No existe aquí número de inmatriculación, prueba sobre su adquisición, y el Sr. Notario efectuó las oportunas reservas y advertencias, y por su parte, la sentencia dejó claro que a falta de reconvención de la parte demandada la cuestión debió limitarse, como así se hizo a la acreditación por la parte reivindicante de la propiedad de dicha parcela, pero sin efectuar pronunciamiento sobre la propiedad de la misma por la parte demandada.
La testifical de Dª. Enriqueta , realizada a través de video conferencia no resulta claramente comprensible cuando se reproduce la grabación del juicio, sino en escasos momentos, por lo que debe confiarse en la directa apreciación del Juzgador de Primera Instancia, lo que viene corroborado de que en las ocasiones en que se percibe con mayor claridad sus respuestas a las preguntas, indica que efectivamente se recogió lo que se había realizado en su momento mucho tiempo atrás, sin que la parte apelada lograra acreditar en cambio su título de adquisición por lo que la ausencia de tan esencial elemento, (acreditar su propiedad) debe perjudicar su pretensión al no resultar suficientes sus solas manifestaciones ante notario, ni las de los testigos que declararon. Por ello el recurso debe desestimarse en este punto, confirmándose la sentencia sobre dicho particular.

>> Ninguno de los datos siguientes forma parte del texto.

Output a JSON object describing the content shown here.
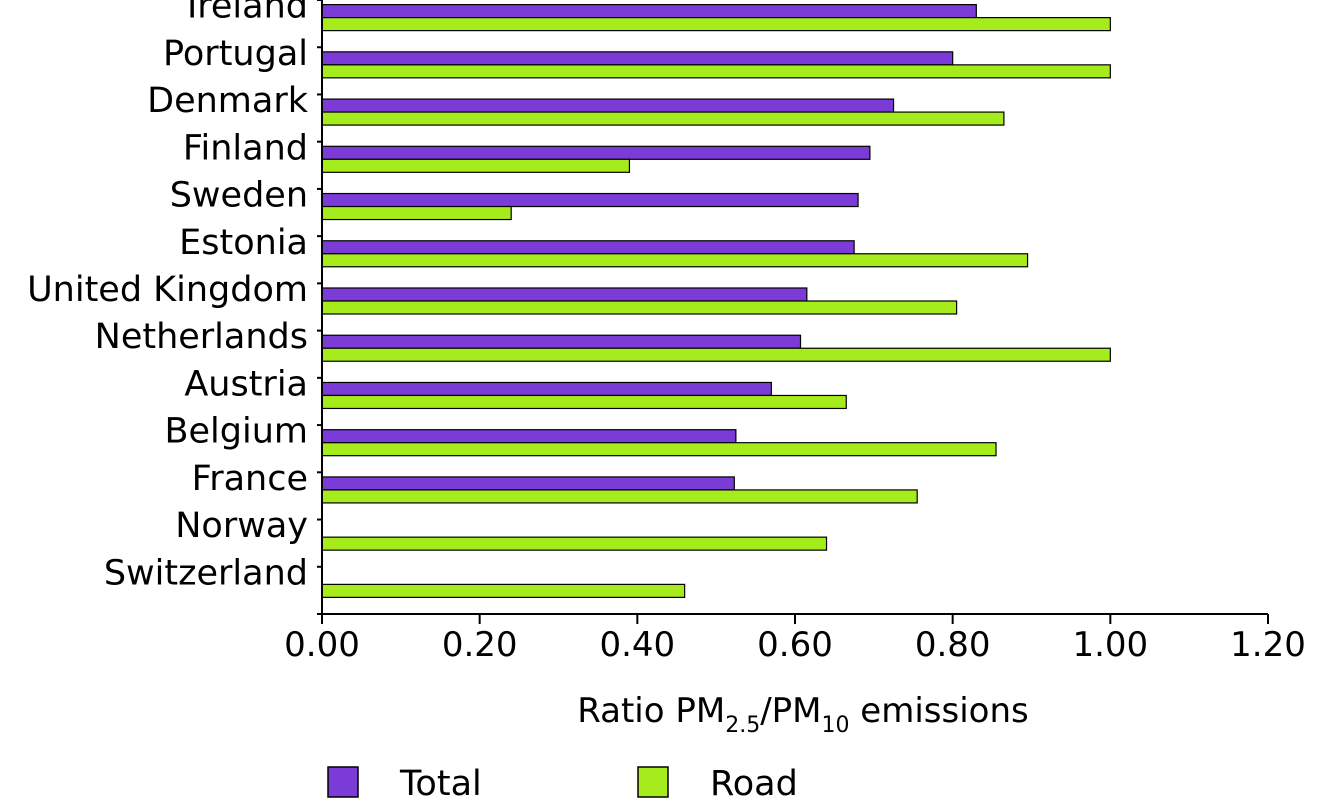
{
  "chart_data": {
    "type": "bar",
    "orientation": "horizontal",
    "categories": [
      "Ireland",
      "Portugal",
      "Denmark",
      "Finland",
      "Sweden",
      "Estonia",
      "United Kingdom",
      "Netherlands",
      "Austria",
      "Belgium",
      "France",
      "Norway",
      "Switzerland"
    ],
    "series": [
      {
        "name": "Total",
        "color": "#7b3bd6",
        "values": [
          0.83,
          0.8,
          0.725,
          0.695,
          0.68,
          0.675,
          0.615,
          0.607,
          0.57,
          0.525,
          0.523,
          null,
          null
        ]
      },
      {
        "name": "Road",
        "color": "#a6ec1c",
        "values": [
          1.0,
          1.0,
          0.865,
          0.39,
          0.24,
          0.895,
          0.805,
          1.0,
          0.665,
          0.855,
          0.755,
          0.64,
          0.46
        ]
      }
    ],
    "xlabel_parts": {
      "main": "Ratio PM",
      "sub1": "2.5",
      "mid": "/PM",
      "sub2": "10",
      "tail": " emissions"
    },
    "xlim": [
      0,
      1.2
    ],
    "xticks": [
      "0.00",
      "0.20",
      "0.40",
      "0.60",
      "0.80",
      "1.00",
      "1.20"
    ],
    "grid": false,
    "legend_position": "bottom"
  }
}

La estimación parcial de la demanda implica que no proceda efectuar expresa condena en costas en primera instancia.
SEXTO.-Conforme a lo dispuesto por los artículos 394 y 398 LEC , no procede hacer expresa imposición de las costas de este recurso dada su estimación parcial.

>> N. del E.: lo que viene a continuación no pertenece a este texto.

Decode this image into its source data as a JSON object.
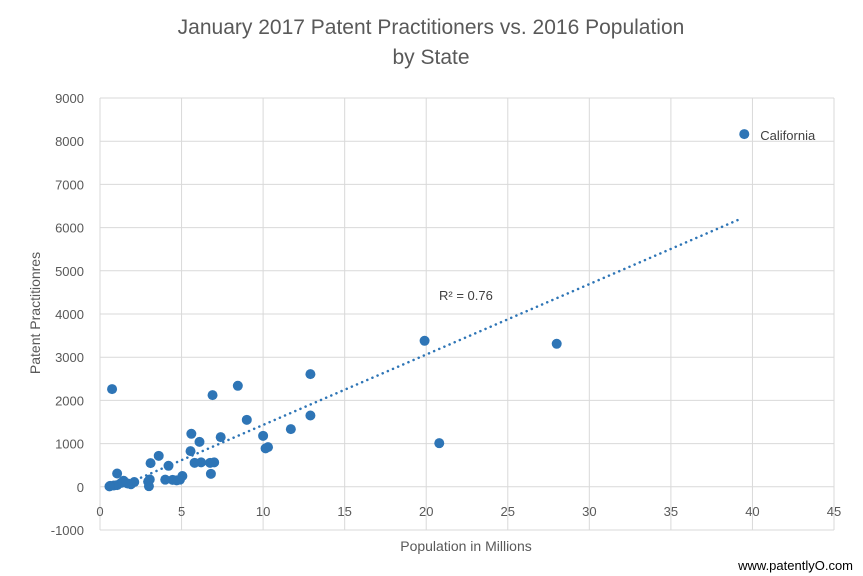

SEPTIMO.-La estimación parcial del recurso implica asimismo según lo prevenido en el apartado 9 de la Disposición Adicional decimoquinta de la Ley Orgánica del Poder Judicial , introducida por la Ley Orgánica 1/2009, de 3 de noviembre, que deba devolverse a la parte recurrente el depósito efectuado en su día para recurrir.

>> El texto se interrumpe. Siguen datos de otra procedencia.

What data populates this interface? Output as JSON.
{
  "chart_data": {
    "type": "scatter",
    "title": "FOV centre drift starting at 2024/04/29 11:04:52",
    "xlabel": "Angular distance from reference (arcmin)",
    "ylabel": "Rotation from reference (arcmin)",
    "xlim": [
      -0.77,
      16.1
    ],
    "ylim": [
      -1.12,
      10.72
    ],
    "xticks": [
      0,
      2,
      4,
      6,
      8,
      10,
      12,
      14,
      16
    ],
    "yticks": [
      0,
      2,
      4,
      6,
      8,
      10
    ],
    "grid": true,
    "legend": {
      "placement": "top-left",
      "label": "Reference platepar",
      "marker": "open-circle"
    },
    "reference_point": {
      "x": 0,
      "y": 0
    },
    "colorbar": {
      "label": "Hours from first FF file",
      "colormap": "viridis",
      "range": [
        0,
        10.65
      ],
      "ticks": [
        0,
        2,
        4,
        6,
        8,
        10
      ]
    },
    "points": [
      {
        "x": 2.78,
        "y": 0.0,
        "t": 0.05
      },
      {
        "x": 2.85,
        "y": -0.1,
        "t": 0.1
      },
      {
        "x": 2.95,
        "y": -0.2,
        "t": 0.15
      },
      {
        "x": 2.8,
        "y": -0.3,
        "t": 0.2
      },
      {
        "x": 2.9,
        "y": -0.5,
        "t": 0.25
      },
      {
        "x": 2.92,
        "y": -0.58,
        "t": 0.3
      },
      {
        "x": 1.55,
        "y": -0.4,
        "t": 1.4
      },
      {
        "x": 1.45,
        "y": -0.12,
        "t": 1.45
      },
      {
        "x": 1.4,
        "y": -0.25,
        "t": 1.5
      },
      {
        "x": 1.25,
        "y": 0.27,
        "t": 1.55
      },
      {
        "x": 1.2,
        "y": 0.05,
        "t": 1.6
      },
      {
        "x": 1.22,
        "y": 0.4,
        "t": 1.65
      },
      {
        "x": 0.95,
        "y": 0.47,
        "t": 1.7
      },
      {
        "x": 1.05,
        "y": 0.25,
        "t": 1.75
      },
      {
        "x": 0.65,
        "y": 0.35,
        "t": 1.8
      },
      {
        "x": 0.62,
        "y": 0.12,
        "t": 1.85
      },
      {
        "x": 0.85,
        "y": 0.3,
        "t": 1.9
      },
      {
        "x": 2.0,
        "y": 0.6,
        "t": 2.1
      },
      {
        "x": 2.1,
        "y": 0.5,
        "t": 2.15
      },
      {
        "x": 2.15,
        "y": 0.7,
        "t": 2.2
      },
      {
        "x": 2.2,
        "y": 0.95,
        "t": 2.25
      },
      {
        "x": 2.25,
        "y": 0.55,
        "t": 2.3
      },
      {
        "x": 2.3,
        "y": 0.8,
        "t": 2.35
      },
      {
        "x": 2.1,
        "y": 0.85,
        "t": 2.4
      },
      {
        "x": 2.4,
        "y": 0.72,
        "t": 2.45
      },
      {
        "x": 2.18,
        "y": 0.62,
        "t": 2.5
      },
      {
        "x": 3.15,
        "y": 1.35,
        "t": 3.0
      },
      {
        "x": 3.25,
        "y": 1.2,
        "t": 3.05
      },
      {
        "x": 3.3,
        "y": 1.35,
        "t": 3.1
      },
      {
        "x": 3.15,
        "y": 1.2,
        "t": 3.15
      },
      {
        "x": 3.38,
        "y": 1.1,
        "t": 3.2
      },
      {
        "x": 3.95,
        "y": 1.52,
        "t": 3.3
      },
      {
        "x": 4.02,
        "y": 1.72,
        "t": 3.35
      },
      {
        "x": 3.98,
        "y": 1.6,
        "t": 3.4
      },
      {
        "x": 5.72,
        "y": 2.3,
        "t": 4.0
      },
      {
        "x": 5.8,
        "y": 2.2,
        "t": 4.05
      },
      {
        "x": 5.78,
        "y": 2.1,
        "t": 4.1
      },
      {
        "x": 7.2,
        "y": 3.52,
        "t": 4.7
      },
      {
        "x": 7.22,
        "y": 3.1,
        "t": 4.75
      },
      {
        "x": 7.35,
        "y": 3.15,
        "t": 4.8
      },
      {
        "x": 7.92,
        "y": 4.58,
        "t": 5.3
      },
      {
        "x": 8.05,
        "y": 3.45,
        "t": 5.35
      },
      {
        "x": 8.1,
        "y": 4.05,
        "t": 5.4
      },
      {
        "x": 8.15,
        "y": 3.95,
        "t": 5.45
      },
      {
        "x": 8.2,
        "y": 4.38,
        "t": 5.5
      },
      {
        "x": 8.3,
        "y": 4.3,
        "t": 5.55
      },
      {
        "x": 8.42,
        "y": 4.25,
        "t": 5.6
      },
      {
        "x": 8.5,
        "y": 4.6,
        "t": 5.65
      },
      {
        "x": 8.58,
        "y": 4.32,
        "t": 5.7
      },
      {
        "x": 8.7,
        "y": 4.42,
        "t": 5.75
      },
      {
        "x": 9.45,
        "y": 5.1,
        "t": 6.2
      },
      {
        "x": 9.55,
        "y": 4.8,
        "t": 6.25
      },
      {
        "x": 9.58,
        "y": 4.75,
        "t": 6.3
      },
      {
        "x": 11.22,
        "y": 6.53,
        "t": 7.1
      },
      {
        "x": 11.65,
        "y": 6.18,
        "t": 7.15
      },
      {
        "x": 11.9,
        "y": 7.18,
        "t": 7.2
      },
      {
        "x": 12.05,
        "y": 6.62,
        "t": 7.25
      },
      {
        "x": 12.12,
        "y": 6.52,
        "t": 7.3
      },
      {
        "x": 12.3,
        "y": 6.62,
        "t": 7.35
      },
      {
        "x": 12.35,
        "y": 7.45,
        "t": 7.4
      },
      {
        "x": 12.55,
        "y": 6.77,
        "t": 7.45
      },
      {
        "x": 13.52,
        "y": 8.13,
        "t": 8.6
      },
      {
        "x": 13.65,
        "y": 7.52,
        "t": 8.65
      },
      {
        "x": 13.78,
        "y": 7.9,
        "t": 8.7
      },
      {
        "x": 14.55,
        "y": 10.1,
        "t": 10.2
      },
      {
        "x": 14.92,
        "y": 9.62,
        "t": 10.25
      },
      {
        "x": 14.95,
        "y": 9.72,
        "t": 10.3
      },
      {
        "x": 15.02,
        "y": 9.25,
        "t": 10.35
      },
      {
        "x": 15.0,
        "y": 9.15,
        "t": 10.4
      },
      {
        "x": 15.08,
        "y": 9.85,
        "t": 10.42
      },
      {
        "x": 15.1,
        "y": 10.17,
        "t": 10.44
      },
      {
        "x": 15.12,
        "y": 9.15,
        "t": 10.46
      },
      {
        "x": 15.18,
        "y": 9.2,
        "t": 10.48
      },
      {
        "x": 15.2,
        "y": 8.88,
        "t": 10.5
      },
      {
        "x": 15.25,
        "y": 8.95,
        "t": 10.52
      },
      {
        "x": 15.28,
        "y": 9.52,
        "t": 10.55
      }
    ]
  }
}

En nombre del Rey, y por la autoridad que nos confiere la Constitución aprobada por el pueblo español
Fallo
Estimamos parcialmente el recurso interpuesto por Dª. Nieves , y en su virtud revocamos la sentencia de primera instancia en el sentido de :
Estimar parcialmente la demanda.
Declarar que Dª. Nieves es propietaria de la finca sita en el término municipal de Requena, partida o aldea de San Antonio, PARAJE000 con fachada a CALLE000 , con una extensión de 25 metros cuadrados, inscrita en el Registro de la Propiedad de Requena folio NUM010 , Tomo NUM011 , Libro NUM012 .
Deberán los demandados dejar dicho inmueble libre y a disposición de la parte demandante.
Se desestima la demanda respecto a la finca solar correspondiente al término municipal de Requena, partida o aldea de San Antonio, PARAJE000 , catastrado como CALLE000 número NUM016 que ocupa una superficie de 62 metros cuadrados, integrada con al anterior en el número catastral NUM017 .
No hacemos expresa imposición de las costas generadas en primera instancia.
No hacemos expresa imposición de las costas de esta alzada.
Contra la presente resolución podrán las partes interponer recurso extraordinario por infracción procesal, o de casación por interés casacional.
A su tiempo, devuélvanse al Juzgado de procedencia los autos originales, con certificación de esta resolución para su ejecución y cumplimiento.
Así, por esta nuestra sentencia, lo pronunciamos, mandamos y firmamos.